A U.S. Customs and Border Protection mobile app for potentially illegal aliens looking to claim asylum experiences errors and may be susceptible to cyber-attacks, according to a report.
The Department of Homeland Security’s Office of Inspector General (OIG) released a report this month detailing concerns about the CBP One mobile app. U.S. Customs and Border Protection (CBP) developed the app in 2020, and it became a core part of a new immigration program last year.
The Biden administration launched a plan in 2023 that allows migrants to set up appointments through the CBP One mobile app at eight ports of entry before their arrival. The app allows migrants to submit information before their appointment. The plan was part of the administration’s efforts to simplify legal immigration as it attempted to counter the historic number of illegal migrant encounters at the border.
The OIG report concluded the CBP One mobile app needs further development.
“We found that CBP did not initially consider critical factors such as the design of the CBP One Genuine Presence functionality, adequacy of supporting appication infrastructure, sufficiency of language translations, and equity of appointment distribution,” the report reads. “As a result, noncitizens initially using the new feature experienced application crashes, received frequent error messages, faced language barriers, and may not have always had an equal opportunity to secure an appointment.”
The report also “identified security vulnerabilities within the CBP One application and its supporting infrastructure operating systems. Without a process to ensure all corrective security patches are timely implemented and assets are properly configured, CBP One data could be susceptible to exploitation or cyber-attacks.”
The report included three specific recommendations:
“Recommendation 1: We recommend CBP’s Office of Field Operations develop and implement a formalized risk assessment process when developing, expanding, or modifying mobile applications.
“Recommendation 2: We recommend CBP’s Office of Field Operations implement a mechanism to analyze CBP One advanced information for trends and patterns of fraudulent behaviors by users of CBP One and communicate its results to the eight ports of entry that process CBP One appointments.
“Recommendation 3: We recommend CBP’s Office of Information Technology implement a mechanism to routinely assess CBP applications and supporting infrastructure operating systems for configuration and patch management vulnerabilities and timely implement corrective actions.”
Federal government data revealed the Biden administration is on pace to oversee 10 million illegal alien encounters at the southern border, according to the House Committee on Homeland Security.
CBP touted this month that the CBP One mobile app helped schedule appointments for 765,000 migrants since the appointment feature was added in January 2023. A spokesperson for the agency claimed the CBP One mobile app is an improvement over previous efforts to manage the situation at the border and will continue to improve.

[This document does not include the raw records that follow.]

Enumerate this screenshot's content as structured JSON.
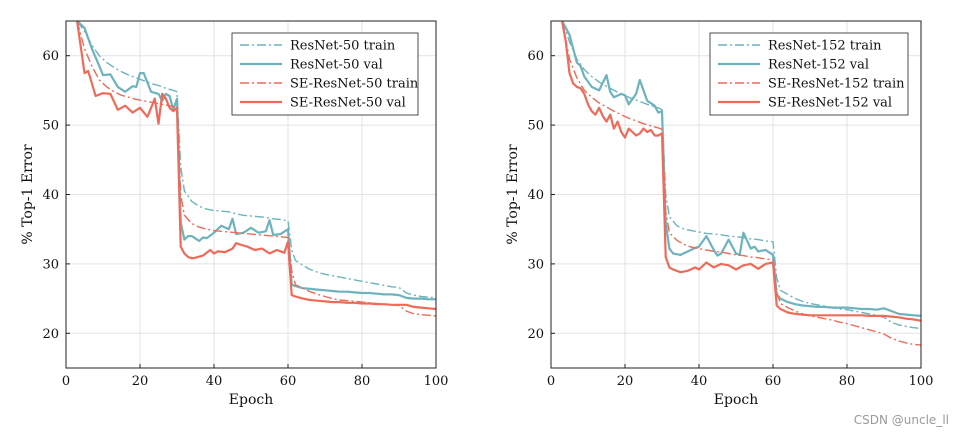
{
  "watermark": "CSDN @uncle_ll",
  "colors": {
    "resnet": "#6db3bd",
    "se": "#ef6a58",
    "grid": "#e3e3e3",
    "axis": "#222222"
  },
  "chart_data": [
    {
      "type": "line",
      "title": "",
      "xlabel": "Epoch",
      "ylabel": "% Top-1 Error",
      "xlim": [
        0,
        100
      ],
      "ylim": [
        15,
        65
      ],
      "xticks": [
        0,
        20,
        40,
        60,
        80,
        100
      ],
      "yticks": [
        20,
        30,
        40,
        50,
        60
      ],
      "grid": true,
      "legend_position": "top-right",
      "series": [
        {
          "name": "ResNet-50 train",
          "color_key": "resnet",
          "style": "dashdot",
          "x": [
            3,
            5,
            7,
            9,
            11,
            13,
            15,
            17,
            19,
            21,
            23,
            25,
            27,
            29,
            30,
            31,
            32,
            34,
            36,
            38,
            40,
            42,
            44,
            46,
            48,
            50,
            52,
            54,
            56,
            58,
            60,
            61,
            62,
            64,
            66,
            68,
            70,
            72,
            74,
            76,
            78,
            80,
            82,
            84,
            86,
            88,
            90,
            92,
            94,
            96,
            98,
            100
          ],
          "y": [
            65,
            63.5,
            61.5,
            60,
            59,
            58.3,
            57.7,
            57.2,
            56.8,
            56.4,
            56,
            55.7,
            55.3,
            55,
            54.8,
            44,
            40.5,
            39,
            38.3,
            37.9,
            37.7,
            37.6,
            37.5,
            37.2,
            37,
            36.9,
            36.8,
            36.7,
            36.5,
            36.4,
            36.2,
            32,
            30.5,
            29.8,
            29.2,
            28.8,
            28.5,
            28.3,
            28.1,
            27.9,
            27.7,
            27.5,
            27.3,
            27.1,
            26.9,
            26.7,
            26.6,
            25.8,
            25.5,
            25.3,
            25.2,
            25.1
          ]
        },
        {
          "name": "ResNet-50 val",
          "color_key": "resnet",
          "style": "solid",
          "x": [
            3,
            5,
            7,
            9,
            10,
            12,
            14,
            16,
            18,
            19,
            20,
            21,
            23,
            25,
            26,
            27,
            28,
            29,
            30,
            31,
            32,
            33,
            34,
            36,
            37,
            38,
            40,
            42,
            44,
            45,
            46,
            48,
            50,
            52,
            54,
            55,
            56,
            58,
            60,
            61,
            62,
            64,
            66,
            68,
            70,
            72,
            74,
            76,
            78,
            80,
            82,
            84,
            86,
            88,
            90,
            92,
            94,
            96,
            98,
            100
          ],
          "y": [
            65,
            64,
            61,
            58.5,
            57.2,
            57.3,
            55.5,
            54.8,
            55.6,
            55.5,
            57.5,
            57.5,
            54.8,
            54.5,
            53.5,
            54.5,
            54.2,
            52.2,
            53.8,
            36,
            33.5,
            34,
            34,
            33.3,
            33.8,
            33.7,
            34.5,
            35.5,
            35,
            36.5,
            34.3,
            34.5,
            35.2,
            34.5,
            34.7,
            36.3,
            34.2,
            34.3,
            35,
            27,
            26.8,
            26.5,
            26.4,
            26.3,
            26.2,
            26.1,
            26,
            26,
            25.9,
            25.8,
            25.8,
            25.7,
            25.6,
            25.6,
            25.5,
            25.1,
            25,
            25,
            24.9,
            24.9
          ]
        },
        {
          "name": "SE-ResNet-50 train",
          "color_key": "se",
          "style": "dashdot",
          "x": [
            3,
            5,
            7,
            9,
            11,
            13,
            15,
            17,
            19,
            21,
            23,
            25,
            27,
            29,
            30,
            31,
            32,
            34,
            36,
            38,
            40,
            42,
            44,
            46,
            48,
            50,
            52,
            54,
            56,
            58,
            60,
            61,
            62,
            64,
            66,
            68,
            70,
            72,
            74,
            76,
            78,
            80,
            82,
            84,
            86,
            88,
            90,
            92,
            94,
            96,
            98,
            100
          ],
          "y": [
            65,
            61,
            58.5,
            56.5,
            55.5,
            54.8,
            54.3,
            54,
            53.7,
            53.5,
            53.3,
            53.1,
            52.9,
            52.7,
            52.5,
            40,
            37,
            35.8,
            35.3,
            35,
            34.8,
            34.7,
            34.6,
            34.5,
            34.4,
            34.3,
            34.2,
            34.1,
            34,
            33.9,
            33.8,
            29,
            27,
            26.5,
            26,
            25.6,
            25.3,
            25,
            24.8,
            24.7,
            24.6,
            24.5,
            24.4,
            24.3,
            24.2,
            24.1,
            24,
            23.2,
            22.8,
            22.7,
            22.6,
            22.5
          ]
        },
        {
          "name": "SE-ResNet-50 val",
          "color_key": "se",
          "style": "solid",
          "x": [
            3,
            5,
            6,
            8,
            10,
            12,
            14,
            16,
            18,
            20,
            22,
            24,
            25,
            26,
            27,
            28,
            29,
            30,
            31,
            32,
            33,
            34,
            35,
            37,
            39,
            40,
            41,
            43,
            45,
            46,
            47,
            49,
            51,
            53,
            55,
            57,
            59,
            60,
            61,
            62,
            64,
            66,
            68,
            70,
            72,
            74,
            76,
            78,
            80,
            82,
            84,
            86,
            88,
            90,
            92,
            94,
            96,
            98,
            100
          ],
          "y": [
            65,
            57.5,
            57.8,
            54.2,
            54.6,
            54.5,
            52.2,
            52.8,
            51.8,
            52.5,
            51.2,
            53.8,
            50.2,
            54.5,
            53.8,
            52.5,
            52,
            52.5,
            32.5,
            31.5,
            31,
            30.8,
            30.9,
            31.2,
            32,
            31.5,
            31.8,
            31.7,
            32.2,
            33,
            32.8,
            32.5,
            32,
            32.2,
            31.5,
            32,
            31.6,
            33.2,
            25.5,
            25.3,
            25,
            24.8,
            24.7,
            24.6,
            24.5,
            24.5,
            24.4,
            24.4,
            24.3,
            24.3,
            24.2,
            24.2,
            24.1,
            24.1,
            24.1,
            23.8,
            23.7,
            23.6,
            23.5
          ]
        }
      ]
    },
    {
      "type": "line",
      "title": "",
      "xlabel": "Epoch",
      "ylabel": "% Top-1 Error",
      "xlim": [
        0,
        100
      ],
      "ylim": [
        15,
        65
      ],
      "xticks": [
        0,
        20,
        40,
        60,
        80,
        100
      ],
      "yticks": [
        20,
        30,
        40,
        50,
        60
      ],
      "grid": true,
      "legend_position": "top-right",
      "series": [
        {
          "name": "ResNet-152 train",
          "color_key": "resnet",
          "style": "dashdot",
          "x": [
            3,
            5,
            7,
            9,
            11,
            13,
            15,
            17,
            19,
            21,
            23,
            25,
            27,
            29,
            30,
            31,
            32,
            34,
            36,
            38,
            40,
            42,
            44,
            46,
            48,
            50,
            52,
            54,
            56,
            58,
            60,
            61,
            62,
            64,
            66,
            68,
            70,
            72,
            74,
            76,
            78,
            80,
            82,
            84,
            86,
            88,
            90,
            92,
            94,
            96,
            98,
            100
          ],
          "y": [
            65,
            62,
            59.5,
            58,
            57,
            56.2,
            55.6,
            55,
            54.5,
            54,
            53.6,
            53.2,
            52.8,
            52.5,
            52.2,
            40,
            36.8,
            35.5,
            35,
            34.8,
            34.6,
            34.4,
            34.3,
            34.2,
            34,
            33.9,
            33.8,
            33.6,
            33.5,
            33.3,
            33.2,
            28,
            26.2,
            25.6,
            25,
            24.6,
            24.3,
            24.1,
            23.9,
            23.7,
            23.5,
            23.4,
            23.2,
            23,
            22.8,
            22.6,
            22.3,
            21.6,
            21.2,
            21,
            20.8,
            20.7
          ]
        },
        {
          "name": "ResNet-152 val",
          "color_key": "resnet",
          "style": "solid",
          "x": [
            3,
            5,
            7,
            8,
            9,
            11,
            13,
            15,
            16,
            17,
            19,
            20,
            21,
            23,
            24,
            26,
            28,
            29,
            30,
            31,
            32,
            33,
            35,
            37,
            39,
            40,
            42,
            44,
            45,
            46,
            48,
            50,
            51,
            52,
            54,
            55,
            56,
            58,
            60,
            61,
            62,
            64,
            66,
            68,
            70,
            72,
            74,
            76,
            78,
            80,
            82,
            84,
            86,
            88,
            90,
            92,
            94,
            96,
            98,
            100
          ],
          "y": [
            65,
            63,
            59,
            58.5,
            57,
            55.5,
            55,
            57.2,
            54.8,
            54,
            54.5,
            54.3,
            53,
            54.5,
            56.5,
            53.5,
            52.8,
            51.8,
            52,
            36,
            32.2,
            31.5,
            31.3,
            31.8,
            32.3,
            32.5,
            34,
            32,
            31.2,
            31.5,
            33.5,
            31.5,
            31.3,
            34.5,
            32.2,
            32.5,
            31.8,
            32,
            31.3,
            25.5,
            25,
            24.5,
            24.2,
            24,
            23.9,
            23.8,
            23.8,
            23.7,
            23.7,
            23.7,
            23.6,
            23.5,
            23.5,
            23.4,
            23.6,
            23.2,
            22.8,
            22.7,
            22.6,
            22.5
          ]
        },
        {
          "name": "SE-ResNet-152 train",
          "color_key": "se",
          "style": "dashdot",
          "x": [
            3,
            5,
            7,
            9,
            11,
            13,
            15,
            17,
            19,
            21,
            23,
            25,
            27,
            29,
            30,
            31,
            32,
            34,
            36,
            38,
            40,
            42,
            44,
            46,
            48,
            50,
            52,
            54,
            56,
            58,
            60,
            61,
            62,
            64,
            66,
            68,
            70,
            72,
            74,
            76,
            78,
            80,
            82,
            84,
            86,
            88,
            90,
            92,
            94,
            96,
            98,
            100
          ],
          "y": [
            65,
            59.5,
            56.8,
            55,
            54,
            53.2,
            52.6,
            52,
            51.5,
            51,
            50.6,
            50.2,
            49.9,
            49.6,
            49.4,
            37.5,
            34.5,
            33.4,
            32.8,
            32.4,
            32.2,
            32,
            31.8,
            31.7,
            31.5,
            31.3,
            31.2,
            31,
            30.9,
            30.7,
            30.6,
            26,
            24.3,
            23.7,
            23.2,
            22.8,
            22.5,
            22.3,
            22.1,
            21.9,
            21.6,
            21.4,
            21.1,
            20.8,
            20.5,
            20.2,
            19.9,
            19.3,
            18.9,
            18.6,
            18.4,
            18.3
          ]
        },
        {
          "name": "SE-ResNet-152 val",
          "color_key": "se",
          "style": "solid",
          "x": [
            3,
            4,
            5,
            6,
            7,
            8,
            9,
            10,
            11,
            12,
            13,
            14,
            15,
            16,
            17,
            18,
            19,
            20,
            21,
            22,
            23,
            24,
            25,
            26,
            27,
            28,
            29,
            30,
            31,
            32,
            33,
            35,
            37,
            39,
            40,
            42,
            44,
            46,
            48,
            50,
            52,
            54,
            56,
            58,
            60,
            61,
            62,
            64,
            66,
            68,
            70,
            72,
            74,
            76,
            78,
            80,
            82,
            84,
            86,
            88,
            90,
            92,
            94,
            96,
            98,
            100
          ],
          "y": [
            65,
            62,
            57.5,
            56,
            55.5,
            55.3,
            54.5,
            53,
            52,
            51.5,
            52.5,
            51.3,
            50.5,
            51.5,
            49.5,
            50.5,
            49,
            48.2,
            49.5,
            49,
            48.5,
            48.8,
            49.5,
            49,
            49.3,
            48.5,
            48.5,
            48.8,
            31,
            29.5,
            29.2,
            28.8,
            29,
            29.5,
            29.2,
            30.2,
            29.5,
            30,
            29.8,
            29.2,
            29.8,
            30,
            29.3,
            30,
            30.2,
            24,
            23.5,
            23,
            22.8,
            22.7,
            22.6,
            22.6,
            22.6,
            22.6,
            22.6,
            22.6,
            22.6,
            22.6,
            22.5,
            22.5,
            22.5,
            22.4,
            22.3,
            22.1,
            22,
            21.8
          ]
        }
      ]
    }
  ]
}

“The CBP One mobile application allows certain noncitizens to schedule an appointment for processing by CBP at a specified port of entry, and is part of DHS’s efforts to incentivize noncitizens to use lawful, safe, humane, and orderly pathways and processes to travel to the United States,” the spokesperson told The Dallas Express in a statement.

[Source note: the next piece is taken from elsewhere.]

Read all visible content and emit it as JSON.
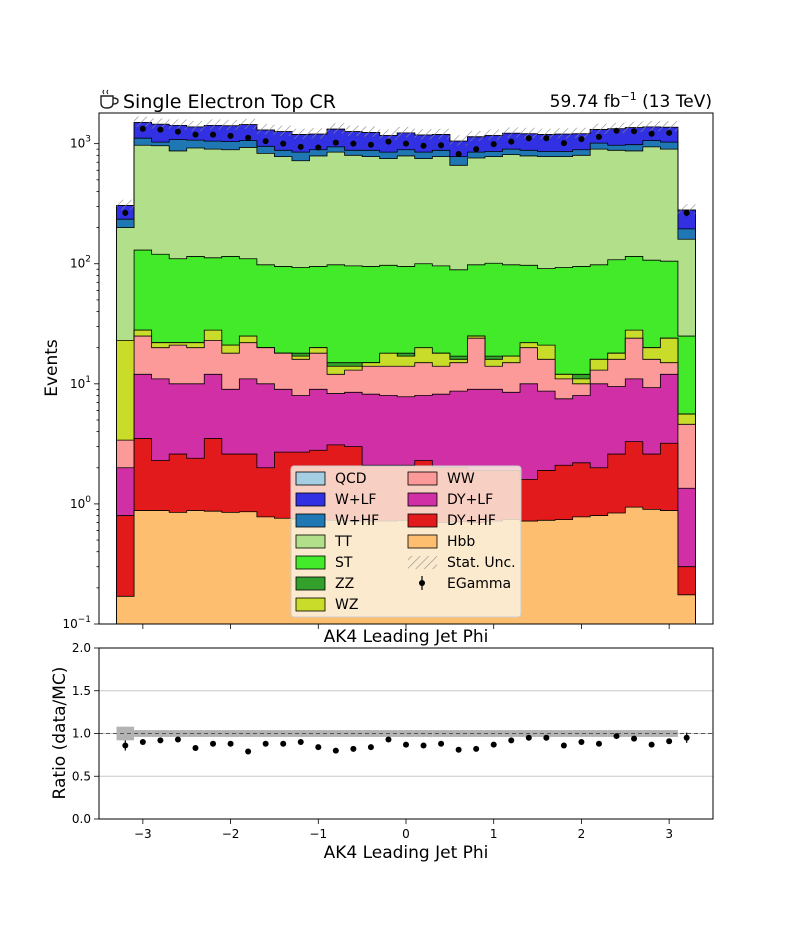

“CBP is required by law to process migrants who present at ports of entry on the border and the use of CBP One offers a significant security improvement over migrants arriving at ports of entry without submitting advanced information and scheduling an appointment,” the statement continued.
“CBP has made significant improvements and continues to strengthen the application to address risk-related issues and concerns, including measures to ensure equity in appointment allocations, following the DHS OIG fieldwork on CBP One during the timeframe of August 2023 to January 2024. CBP has been diligent in working to prevent and counter any misuse of the application or any potential exploitation of noncitizens from bad actors and will continue to strengthen those countermeasures.”